Friday, 14 January 2011
A script from the minds behind "Superbad" and "Pineapple Express"? A troubled production which saw comedy martial-arts mastermind Stephen Chow briefly in the director's chair? Source material best known for a brief, campy TV show featuring Bruce Lee? A replacement director best known for home-made mind-benders like "Eternal Sunshine"? However this turned out, it was never going to be an ordinary superhero movie, was it?
As it turns out, it's quite a film.
Quite a film in that it is quite funny, quite entertaining, quite exciting, and quite silly, but never really anything more than quite.
Seth Rogen has shed poundage in order to play Brit Reid, a typically Rogenesque layabout who, after the death of his newspaper-editor father, decides to do something worthwhile with his life. Rogen doesn't stretch himself here and has adapted the character of the Green Hornet to fit his persona. If memory serves, the Hornet was originally the brains of the outfit and Kato was the muscle. Here, the Hornet is a bumbling doofus and Kato is his ass-kicking carer. This will undoubtedly cause aficionados to take umbrage and alienate those who can't stand Rogen's usual schtick, but I found it an amusing and diverting partnership.
Both the Hornet's and the movie's secret-weapon is Jay Chou as Kato. Softly spoken in endearingly broken English and continually exasperated by Rogen's mugging, Chou is the perfect foil. And that's before he starts running around bashing people up like some kind of high-kicking Tasmanian Devil. He may not be Bruce Lee, but he has a damn good crack at it.
Cameron Diaz shows up, for some reason, in a role that only serves to cause friction between the leads as they both attempt to woo her in a severely under-developed subplot. Cristoph Waltz is great value, if also underused, as a perpetually insecure villain, Tom Wilkinson phones in a brief stint as Rogen's dad, recent amputee Jimmy Franco has a fun little cameo early on, and former John Connor Edward Furlong has a depressingly convincing two-scener as a meth-head.
The biggest surprise and, potentially, disappointment is Michel Gondry's direction. It is a far cry from his usual visual insanity, but he does bust out a few novel visual tics. The disappointment comes when, time after time, just when you think he's about to let fly with some truly bat-shit stylings, he seems to pull back. So we get a couple of 3D "Hardest Button to Button"-style shots in one fight, but then that's it. Our heroes escape a villainous trap and the stage is set for some chaotic construction-site carnage, but they just run over a hill and get away. Truth be told, the action and spectacle, like the film itself, never quite take off.

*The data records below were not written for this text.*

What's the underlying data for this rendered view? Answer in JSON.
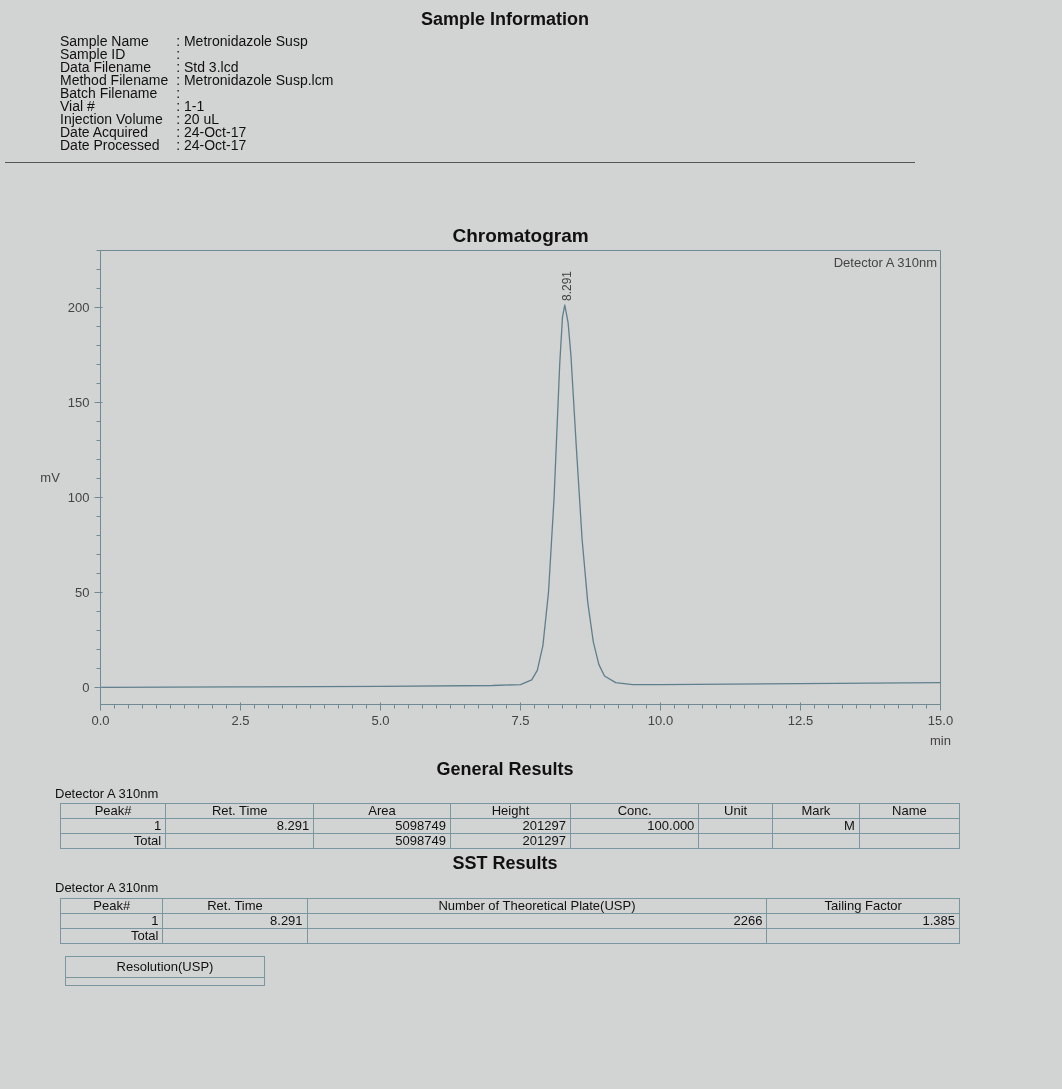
{
  "chart_data": {
    "type": "line",
    "title": "Chromatogram",
    "xlabel": "min",
    "ylabel": "mV",
    "x": [
      0,
      2.5,
      5,
      7.0,
      7.5,
      7.7,
      7.8,
      7.9,
      8.0,
      8.1,
      8.2,
      8.25,
      8.291,
      8.35,
      8.4,
      8.5,
      8.6,
      8.7,
      8.8,
      8.9,
      9.0,
      9.2,
      9.5,
      10,
      12.5,
      15
    ],
    "series": [
      {
        "color": "#5f7f8c",
        "values": [
          0,
          0.3,
          0.5,
          1,
          1.5,
          4,
          9,
          22,
          50,
          100,
          170,
          195,
          201.3,
          192,
          175,
          125,
          78,
          45,
          24,
          12,
          6,
          2.5,
          1.5,
          1.5,
          2,
          2.5
        ]
      }
    ],
    "xlim": [
      0,
      15
    ],
    "ylim": [
      -9,
      230
    ],
    "xticks": [
      {
        "value": 0,
        "label": "0.0"
      },
      {
        "value": 2.5,
        "label": "2.5"
      },
      {
        "value": 5,
        "label": "5.0"
      },
      {
        "value": 7.5,
        "label": "7.5"
      },
      {
        "value": 10,
        "label": "10.0"
      },
      {
        "value": 12.5,
        "label": "12.5"
      },
      {
        "value": 15,
        "label": "15.0"
      }
    ],
    "yticks": [
      0,
      50,
      100,
      150,
      200
    ],
    "grid": false,
    "annotations": [
      {
        "text": "8.291",
        "x": 8.291,
        "y": 201.3
      },
      "Detector A 310nm",
      "Sample Information",
      "Sample Name\t: Metronidazole Susp",
      "Sample ID\t:",
      "Data Filename\t: Std 3.lcd",
      "Method Filename\t: Metronidazole Susp.lcm",
      "Batch Filename\t:",
      "Vial #\t: 1-1",
      "Injection Volume\t: 20 uL",
      "Date Acquired\t: 24-Oct-17",
      "Date Processed\t: 24-Oct-17",
      "General Results",
      "Detector A 310nm",
      "Peak#\tRet. Time\tArea\tHeight\tConc.\tUnit\tMark\tName",
      "1\t8.291\t5098749\t201297\t100.000\t\tM\t",
      "Total\t\t5098749\t201297\t\t\t\t",
      "SST Results",
      "Detector A 310nm",
      "Peak#\tRet. Time\tNumber of Theoretical Plate(USP)\tTailing Factor",
      "1\t8.291\t2266\t1.385",
      "Total\t\t\t",
      "Resolution(USP)"
    ]
  }
}
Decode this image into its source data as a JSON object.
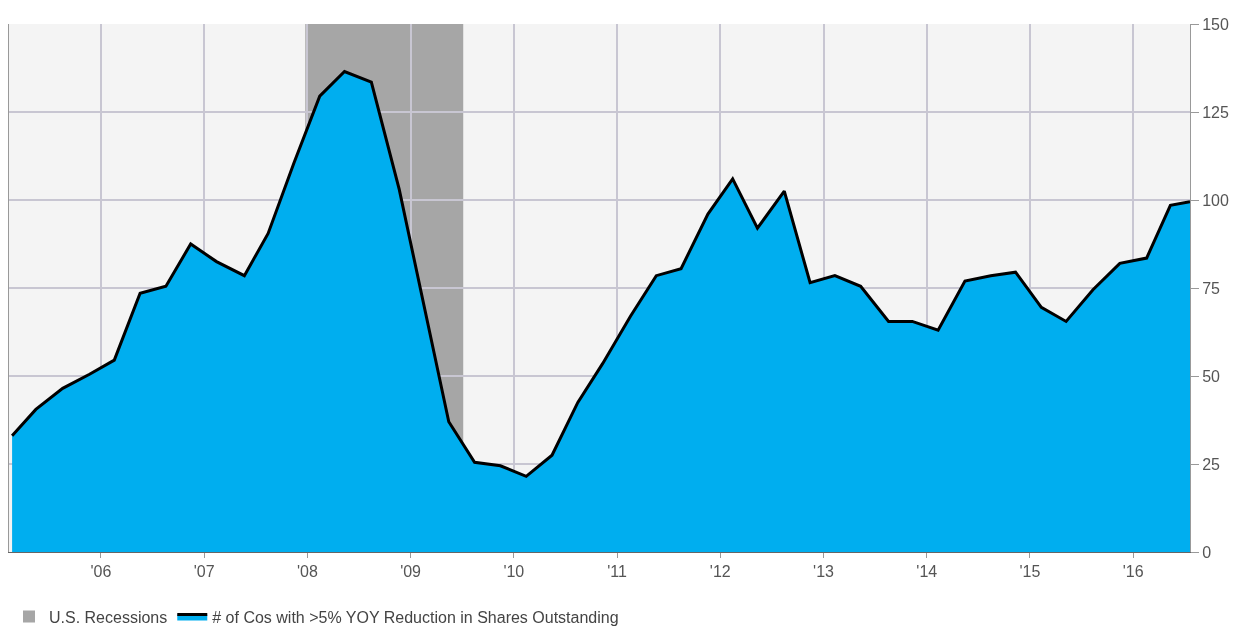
{
  "chart_data": {
    "type": "area",
    "x": [
      2005.14,
      2005.37,
      2005.63,
      2005.89,
      2006.13,
      2006.38,
      2006.63,
      2006.87,
      2007.12,
      2007.39,
      2007.62,
      2007.87,
      2008.12,
      2008.36,
      2008.62,
      2008.89,
      2009.37,
      2009.62,
      2009.87,
      2010.12,
      2010.37,
      2010.62,
      2010.86,
      2011.13,
      2011.38,
      2011.62,
      2011.88,
      2012.12,
      2012.36,
      2012.62,
      2012.87,
      2013.11,
      2013.36,
      2013.63,
      2013.86,
      2014.11,
      2014.37,
      2014.62,
      2014.86,
      2015.11,
      2015.35,
      2015.61,
      2015.87,
      2016.13,
      2016.36,
      2016.55
    ],
    "series": [
      {
        "name": "# of Cos with >5% YOY Reduction in Shares Outstanding",
        "color": "#00aeef",
        "values": [
          33,
          40.5,
          46.5,
          50.5,
          54.5,
          73.5,
          75.5,
          87.5,
          82.5,
          78.5,
          90.5,
          110.5,
          129.5,
          136.5,
          133.5,
          103,
          37,
          25.5,
          24.5,
          21.5,
          27.5,
          42.5,
          53.5,
          67,
          78.5,
          80.5,
          96,
          106,
          92,
          102.5,
          76.5,
          78.5,
          75.5,
          65.5,
          65.5,
          63,
          77,
          78.5,
          79.5,
          69.5,
          65.5,
          74.5,
          82,
          83.5,
          98.5,
          99.5
        ]
      }
    ],
    "xlim": [
      2005.11,
      2016.55
    ],
    "xticks": [
      {
        "value": 2006,
        "label": "'06"
      },
      {
        "value": 2007,
        "label": "'07"
      },
      {
        "value": 2008,
        "label": "'08"
      },
      {
        "value": 2009,
        "label": "'09"
      },
      {
        "value": 2010,
        "label": "'10"
      },
      {
        "value": 2011,
        "label": "'11"
      },
      {
        "value": 2012,
        "label": "'12"
      },
      {
        "value": 2013,
        "label": "'13"
      },
      {
        "value": 2014,
        "label": "'14"
      },
      {
        "value": 2015,
        "label": "'15"
      },
      {
        "value": 2016,
        "label": "'16"
      }
    ],
    "ylim": [
      0,
      150
    ],
    "yticks": [
      0,
      25,
      50,
      75,
      100,
      125,
      150
    ],
    "bands": [
      {
        "axis": "x",
        "from": 2007.98,
        "to": 2009.51,
        "label": "U.S. Recessions",
        "color": "#a6a6a6"
      }
    ],
    "grid": true,
    "legend": "bottom left"
  }
}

There is an inherent directionless quality to the narrative, born from a detachment between Waltz's crime-boss and the heroes. They don't seem to even know of each other's existence until fairly late on in the film, robbing a lot of urgency from proceedings. Plus, the aforementioned subplot involving Diaz's character never fully merges with the main event, leaving it and her feeling tacked on and distracting. Kudos for not having the lone female presence in the film be a sappy love-interest who gets captured at the end of the second act, though.
The "Hornet" property comes fitted out with one of the finest theme tunes of all time, which Tarantino magpied into "Kill Bill vol.1". The frantic, crazed, tongue-in-cheek bumbling of the theme would've fit perfectly with the tone of this piece, so it is a frustrating mystery as to why it is only used once in the whole film, making room for James Newton Howard's largely unremarkable score.
All this being said, I was always going to enjoy a superhero film where the crime-fighting duo burst into a rousing rendition of "Gangsta's Paradise" on their first night on the streets. It's this level of amiable but not hysterical silliness that sustains "The Green Hornet" through a few slumps on the way to a satisfyingly chaotic and destructive finale. It's quite good.